Initial experience with anti-CD19 CAR-T cell therapy in patients with Relapsed/Refractory diffuse large B-cell lymphoma in a brazilian cancer center Free

INTRODUCTION: Chimeric antigen receptor T-cell (CAR-T) therapy targeting CD19 has emerged as a promising therapeutic modality for patients with relapsed or refractory (R/R) diffuse large B-cell lymphoma (DLBCL). Since the approval of axicabtagene ciloleucel (axi-cel) and tisagenlecleucel (tisa-cel) in Brazil in 2022, access to cellular therapies has significantly expanded. However, real-world data regarding their feasibility, outcomes, and associated toxicities remain limited. This study aims to describe the initial institutional experience with CAR-T cell therapy in patients with R/R DLBCL, comparing the two anti-CD19 products available in Brazil at the time.

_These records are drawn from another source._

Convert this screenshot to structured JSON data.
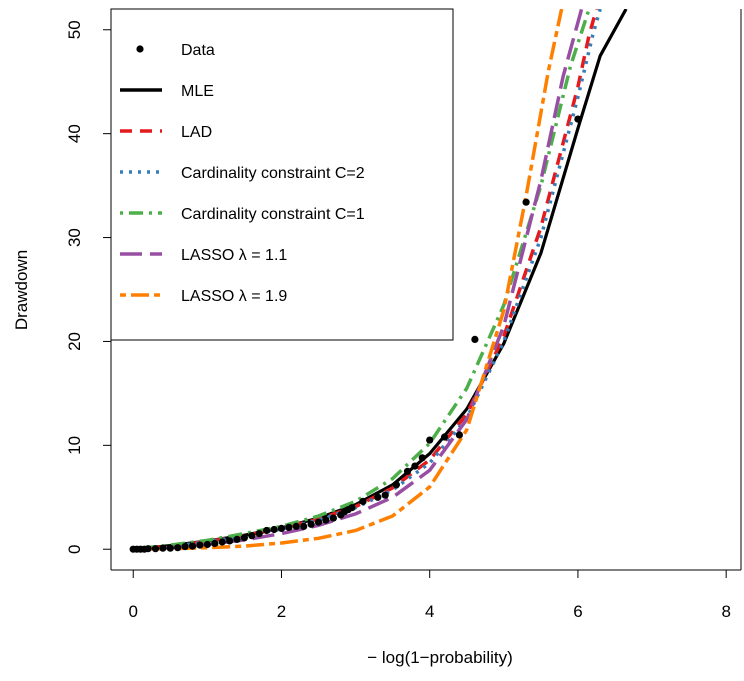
{
  "chart_data": {
    "type": "line",
    "xlabel": "− log(1−probability)",
    "ylabel": "Drawdown",
    "xlim": [
      -0.3,
      8.2
    ],
    "ylim": [
      -2,
      52
    ],
    "xticks": [
      0,
      2,
      4,
      6,
      8
    ],
    "yticks": [
      0,
      10,
      20,
      30,
      40,
      50
    ],
    "xtick_labels": [
      "0",
      "2",
      "4",
      "6",
      "8"
    ],
    "ytick_labels": [
      "0",
      "10",
      "20",
      "30",
      "40",
      "50"
    ],
    "grid": false,
    "legend_position": "top-left",
    "scatter": {
      "name": "Data",
      "color": "#000000",
      "points": [
        [
          0.0,
          0.0
        ],
        [
          0.05,
          0.0
        ],
        [
          0.1,
          0.0
        ],
        [
          0.15,
          0.0
        ],
        [
          0.2,
          0.05
        ],
        [
          0.3,
          0.05
        ],
        [
          0.4,
          0.1
        ],
        [
          0.5,
          0.1
        ],
        [
          0.6,
          0.15
        ],
        [
          0.7,
          0.25
        ],
        [
          0.8,
          0.3
        ],
        [
          0.9,
          0.4
        ],
        [
          1.0,
          0.45
        ],
        [
          1.1,
          0.55
        ],
        [
          1.2,
          0.7
        ],
        [
          1.3,
          0.8
        ],
        [
          1.4,
          0.95
        ],
        [
          1.5,
          1.1
        ],
        [
          1.6,
          1.3
        ],
        [
          1.7,
          1.5
        ],
        [
          1.8,
          1.8
        ],
        [
          1.9,
          1.9
        ],
        [
          2.0,
          2.0
        ],
        [
          2.1,
          2.1
        ],
        [
          2.2,
          2.2
        ],
        [
          2.3,
          2.2
        ],
        [
          2.4,
          2.4
        ],
        [
          2.5,
          2.6
        ],
        [
          2.6,
          2.8
        ],
        [
          2.7,
          3.0
        ],
        [
          2.8,
          3.3
        ],
        [
          2.85,
          3.6
        ],
        [
          2.9,
          3.8
        ],
        [
          2.95,
          4.0
        ],
        [
          3.1,
          4.6
        ],
        [
          3.3,
          5.0
        ],
        [
          3.4,
          5.2
        ],
        [
          3.55,
          6.2
        ],
        [
          3.7,
          7.5
        ],
        [
          3.8,
          8.0
        ],
        [
          3.9,
          8.8
        ],
        [
          4.0,
          10.5
        ],
        [
          4.2,
          10.8
        ],
        [
          4.4,
          11.0
        ],
        [
          4.61,
          20.2
        ],
        [
          5.3,
          33.4
        ],
        [
          6.0,
          41.4
        ]
      ]
    },
    "series": [
      {
        "name": "MLE",
        "color": "#000000",
        "dash": "solid",
        "x": [
          0,
          0.5,
          1,
          1.5,
          2,
          2.5,
          3,
          3.5,
          4,
          4.5,
          5,
          5.5,
          6,
          6.3,
          6.65
        ],
        "y": [
          0,
          0.35,
          0.8,
          1.35,
          2.05,
          3.0,
          4.3,
          6.2,
          9.2,
          13.5,
          19.8,
          28.5,
          40.5,
          47.5,
          52
        ]
      },
      {
        "name": "LAD",
        "color": "#e41a1c",
        "dash": "dashed",
        "x": [
          0,
          0.5,
          1,
          1.5,
          2,
          2.5,
          3,
          3.5,
          4,
          4.5,
          5,
          5.5,
          6,
          6.15,
          6.25
        ],
        "y": [
          0,
          0.3,
          0.75,
          1.3,
          2.0,
          2.9,
          4.1,
          5.9,
          8.6,
          13.0,
          20.5,
          31.0,
          44.5,
          49.5,
          52
        ]
      },
      {
        "name": "Cardinality constraint C=2",
        "color": "#377eb8",
        "dash": "dotted",
        "x": [
          0,
          0.5,
          1,
          1.5,
          2,
          2.5,
          3,
          3.5,
          4,
          4.5,
          5,
          5.5,
          6,
          6.2,
          6.3
        ],
        "y": [
          0,
          0.25,
          0.7,
          1.25,
          1.95,
          2.8,
          4.0,
          5.7,
          8.3,
          12.6,
          20.0,
          30.0,
          43.5,
          49.5,
          52
        ]
      },
      {
        "name": "Cardinality constraint C=1",
        "color": "#4daf4a",
        "dash": "dotdash",
        "x": [
          0,
          0.5,
          1,
          1.5,
          2,
          2.5,
          3,
          3.5,
          4,
          4.5,
          5,
          5.5,
          5.9,
          6.15
        ],
        "y": [
          0,
          0.4,
          0.85,
          1.5,
          2.2,
          3.2,
          4.6,
          6.8,
          10.2,
          15.5,
          23.5,
          35.0,
          46.5,
          52
        ]
      },
      {
        "name": "LASSO λ = 1.1",
        "color": "#984ea3",
        "dash": "longdash",
        "x": [
          0,
          0.5,
          1,
          1.5,
          2,
          2.5,
          3,
          3.5,
          4,
          4.5,
          5,
          5.5,
          5.8,
          6.05
        ],
        "y": [
          0,
          0.15,
          0.45,
          0.9,
          1.5,
          2.3,
          3.4,
          5.0,
          7.6,
          12.5,
          21.5,
          35.5,
          45.5,
          52
        ]
      },
      {
        "name": "LASSO λ = 1.9",
        "color": "#ff7f00",
        "dash": "twodash",
        "x": [
          0,
          0.5,
          1,
          1.5,
          2,
          2.5,
          3,
          3.5,
          4,
          4.5,
          5,
          5.3,
          5.6,
          5.78
        ],
        "y": [
          0,
          0.05,
          0.15,
          0.3,
          0.6,
          1.05,
          1.8,
          3.2,
          6.0,
          11.5,
          23.0,
          34.0,
          46.0,
          52
        ]
      }
    ],
    "legend": [
      {
        "label": "Data",
        "kind": "point",
        "color": "#000000"
      },
      {
        "label": "MLE",
        "kind": "line",
        "color": "#000000",
        "dash": "solid"
      },
      {
        "label": "LAD",
        "kind": "line",
        "color": "#e41a1c",
        "dash": "dashed"
      },
      {
        "label": "Cardinality constraint C=2",
        "kind": "line",
        "color": "#377eb8",
        "dash": "dotted"
      },
      {
        "label": "Cardinality constraint C=1",
        "kind": "line",
        "color": "#4daf4a",
        "dash": "dotdash"
      },
      {
        "label": "LASSO λ = 1.1",
        "kind": "line",
        "color": "#984ea3",
        "dash": "longdash"
      },
      {
        "label": "LASSO λ = 1.9",
        "kind": "line",
        "color": "#ff7f00",
        "dash": "twodash"
      }
    ]
  }
}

METHODS: Retrospective analysis of medical records from R/R DLBCL patients treated with tisa-cel or axi-cel at our institution (2022–2025).

RESULTS: 23 patients were included, 11 treated with tisa-cel (47.8%) and 12 with axi-cel (52.2%). The median age was 56 (tisa-cel) and 52 (axi-cel), with a male predominance in both groups (14 vs 9 female). Functionality was assessed by ECOG: most axi-cel patients were ECOG 0 (91.7%), while tisa-cel patients were split between ECOG 0 and 1 (45.5% each). The main histology subtype was germinal center; few searched for double-hit mutations, with only 2 confirmed by FISH in the tisa-cel group. Advanced stage disease (Ann Arbor III/IV) and elevated lactate dehydrogenase (median value:321 U/L; Upper Limit:227U/L) were similar between groups. Bulky disease was more common in patients submitted to tisa-cel (36,4% vs. 16,7% axi-cel). Most patients received ≥3 prior therapy lines, with 4 lines predominant in axi-cel (50%) and 3 in tisa-cel (45.5%). At infusion, progressive disease (PD) was more frequent in tisa-cel (81.1%), while partial response (PR) predominated in axi-cel (50%). Median brain-to-vein time was 109 days (tisa-cel) vs. 122 days (axi-cel). Hematologic toxicity risk (CARHEMATOTOX >2) was higher in the tisa-cel group, with 18.2% scoring 6. Infections were more frequent in the tisa-cel group (90.9% vs. 66.7%). ICU admission was similar (63.6%), but stays were longer with axi-cel (16 vs. 4 days). Intubation was also more common with axi-cel (25% vs. 9.1%). Grade 2 CRS predominated in both groups; grade 3 occurred only with tisa-cel. Tocilizumab use was similar. ICANS was more frequent with axi-cel (75%), leading to greater Anakinra use (50%), while 72% of tisa-cel patients had no ICANS. At day 30, 34% achieved CR (75% tisa-cel, 25% axi-cel), 13% PR (66% axi-cel, 34% tisa-cel), and 21% PD (40% tisa-cel, 60% axi-cel). At day 60, CR was 30% (57% tisa-cel, 43% axi-cel), 1 PR (axi-cel), and 30% PD (28% tisa-cel, 72% axi-cel). At day 180, 13% were in CR (66% tisa-cel, 34% axi-cel), 1 PR (axi-cel), and 17% (n=4) in PD—all axi-cel. There were 7 deaths: one at day 30 (axi-cel), one at day 60 (tisa-cel), and three at day 180 (2 tisa-cel, 1 axi-cel). Follow-up was unavailable for 20% at day 30, 8% at day 60, and 30% at day 180.

CONCLUSION: This Brazilian real-world analysis demonstrates that both CAR-T products are feasible but differ in efficacy and toxicity. Tisa-cel showed superior early responses despite higher-risk disease, while axi-cel was associated with more neurologic toxicity and early mortality. However, it is important to highlight the limitations of our data, considering the small sample size, missing follow-up registries and the heterogeneity in baseline characteristics, precluding a robust comparative analysis between products. Finally, real-world challenges, such as the prolonged brain-to-vein time and high ICU utilization, underscore logistical and toxicity management hurdles in middle-income countries like Brazil.